Kini, saat kita menjejakkan kaki di perkampungan Cikoneng, kesan perkampungan Lampung memang seperti tak tampak. Semua terkesan biasa saja. Perumahan penduduk yang padat, permanen dan jauh dari kesan kumuh. Setelah menjelajah hampir separuh perkampungan, Teknokra tak menemui satu pun bukti kuat, seperti rumah panggung ataupun Siger Lampung di atap rumah penduduk.

Annah (39th), seorang pemilik warung kecil di ujung jalan Kampung Cikoneng mengakui walaupun menurut almarhum bapaknya ia masih punya keluarga di Kalianda tapi sejak lahir ia belum pernah ke Lampung. Apalagi menyaksikan adat Muli Mekhanai (bujang-gadis), adat Sebambangan (larian) atau ramainya pesta tujuh hari tujuh malam pada waktu resepsi pernikahan adat Lampung.

Gelombang perubahan memang terjadi di sana. Di era tahun 40-an, pembauran antar suku mulai dirasakan. Banyak para pendatang baru ke Cikoneng. “Mereka kebanyakan berasal dari suku Jawa dan Sunda,” ungkap H Yakup. Meskipun begitu proporsinya masih didominasi suku Lampung, sekitar 75 banding 25 persen.

Pada tahun 1958 Kampung Cikoneng menjadi sasaran bumi hangus pemberontakan DI/TII Kartosuwiryo yang melumat habis Kampung Cikoneng beserta isinya. Kemudian di pertengahaan 70-an, kawasan Pantai Anyer yang ada di sepanjang perkampungan menjadi incaran invsetor Jakarta. Alhasil seperti terlihat Teknokra, nyaris tidak ada pantai yang bebas dan gratis. Semuanya dikapling oleh hotel-hotel maupun resort.

Hanya Bahasa

Walaupun begitu warna Lampung tak semuanya hilang. Bahasa mungkin satu bukti sejarah yang hingga kini masih lestari. Jangan heran kalau kita menyaksikan seluruh penduduk mulai dari orang tua sampai anak kecil biasa menggunakan bahasa Lampung. Misalnya Ilham (7) ketika mengantarkan Teknokra ke rumah H Agus Rasyidi, salah satu tokoh masyarakat Cikoneng, cakap berbahasa lampung, pun sama dengan teman sebaya yang mengikutinya.

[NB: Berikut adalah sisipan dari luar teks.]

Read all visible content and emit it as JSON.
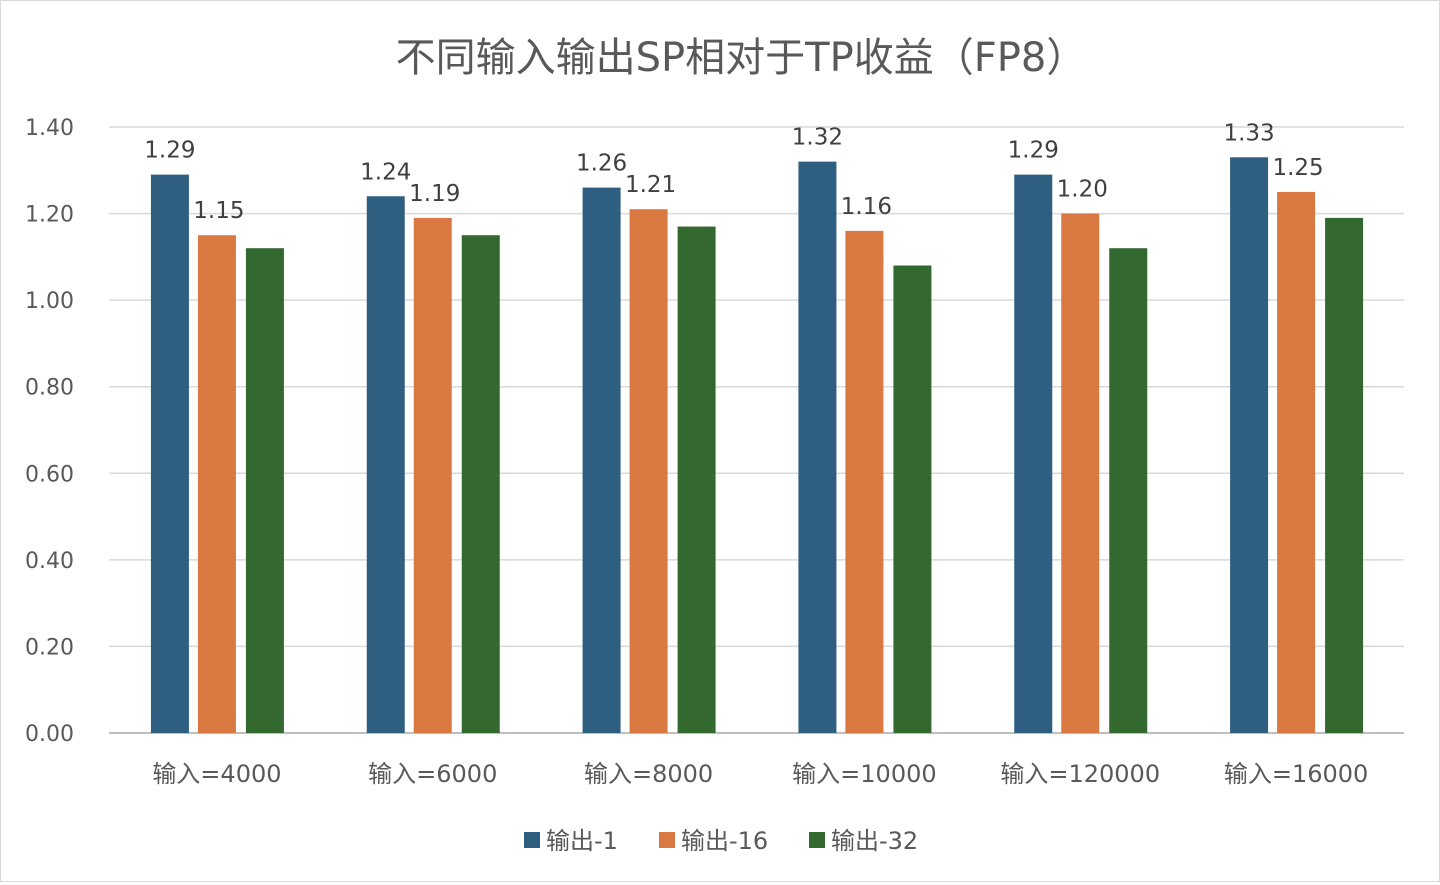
{
  "chart_data": {
    "type": "bar",
    "title": "不同输入输出SP相对于TP收益（FP8）",
    "xlabel": "",
    "ylabel": "",
    "ylim": [
      0,
      1.4
    ],
    "yticks": [
      "0.00",
      "0.20",
      "0.40",
      "0.60",
      "0.80",
      "1.00",
      "1.20",
      "1.40"
    ],
    "grid": true,
    "legend_position": "bottom",
    "categories": [
      "输入=4000",
      "输入=6000",
      "输入=8000",
      "输入=10000",
      "输入=120000",
      "输入=16000"
    ],
    "series": [
      {
        "name": "输出-1",
        "color": "#2e5f80",
        "values": [
          1.29,
          1.24,
          1.26,
          1.32,
          1.29,
          1.33
        ],
        "labels": [
          "1.29",
          "1.24",
          "1.26",
          "1.32",
          "1.29",
          "1.33"
        ]
      },
      {
        "name": "输出-16",
        "color": "#d97841",
        "values": [
          1.15,
          1.19,
          1.21,
          1.16,
          1.2,
          1.25
        ],
        "labels": [
          "1.15",
          "1.19",
          "1.21",
          "1.16",
          "1.20",
          "1.25"
        ]
      },
      {
        "name": "输出-32",
        "color": "#33692e",
        "values": [
          1.12,
          1.15,
          1.17,
          1.08,
          1.12,
          1.19
        ],
        "labels": null
      }
    ]
  }
}
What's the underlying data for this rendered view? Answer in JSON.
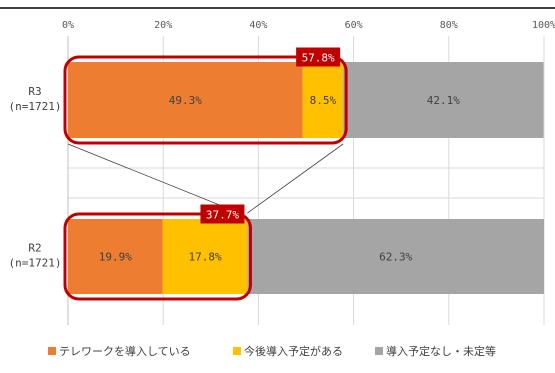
{
  "chart_data": {
    "type": "bar",
    "orientation": "horizontal",
    "stacked": true,
    "xlim": [
      0,
      100
    ],
    "x_ticks": [
      "0%",
      "20%",
      "40%",
      "60%",
      "80%",
      "100%"
    ],
    "categories": [
      {
        "label": "R3",
        "sublabel": "(n=1721)"
      },
      {
        "label": "R2",
        "sublabel": "(n=1721)"
      }
    ],
    "series": [
      {
        "name": "テレワークを導入している",
        "color": "#ED7D31",
        "values": [
          49.3,
          19.9
        ],
        "labels": [
          "49.3%",
          "19.9%"
        ]
      },
      {
        "name": "今後導入予定がある",
        "color": "#FFC000",
        "values": [
          8.5,
          17.8
        ],
        "labels": [
          "8.5%",
          "17.8%"
        ]
      },
      {
        "name": "導入予定なし・未定等",
        "color": "#A5A5A5",
        "values": [
          42.1,
          62.3
        ],
        "labels": [
          "42.1%",
          "62.3%"
        ]
      }
    ],
    "highlights": [
      {
        "category": 0,
        "value": 57.8,
        "label": "57.8%"
      },
      {
        "category": 1,
        "value": 37.7,
        "label": "37.7%"
      }
    ],
    "highlight_color": "#C00000",
    "grid": true,
    "legend_position": "bottom"
  }
}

Kebanggaan lain, justru masyarakat pendatang banyak mengikuti budaya mereka. Berlawanan dengan suku asalnya di Lampung yang justru tak mampu mempertahankan budaya asli dari budaya luar. “Mereka (warga pendatang,red) malah yang membaur dengan kami, terutama bahasanya,” tutur H Hasyim, tokoh masyarakat Kampung Salatuhur.

Namun bahasa lampung Cikoneng memang berbeda dengan bahasa Lampung di daerah asalnya. Bahkan sampai saat ini masih belum teridentifikasi dari dialek mana. Dan masuk akal memang, sebab menurut cerita, kedatangan rombongan warga Lampung ke Cikoneng berjumlah 40 kepala keluarga dari sembilan buai (marga,red). Menurut H Hasyim, kemungkinan besar hal ini yang membuat bahasa lampung di Cikoneng terdengar sedikit aneh ditelinga. “Kadang terdengar dialek api, di tengah percakapan tau-tau belok ke dialek nyow,” ujar Hasyim.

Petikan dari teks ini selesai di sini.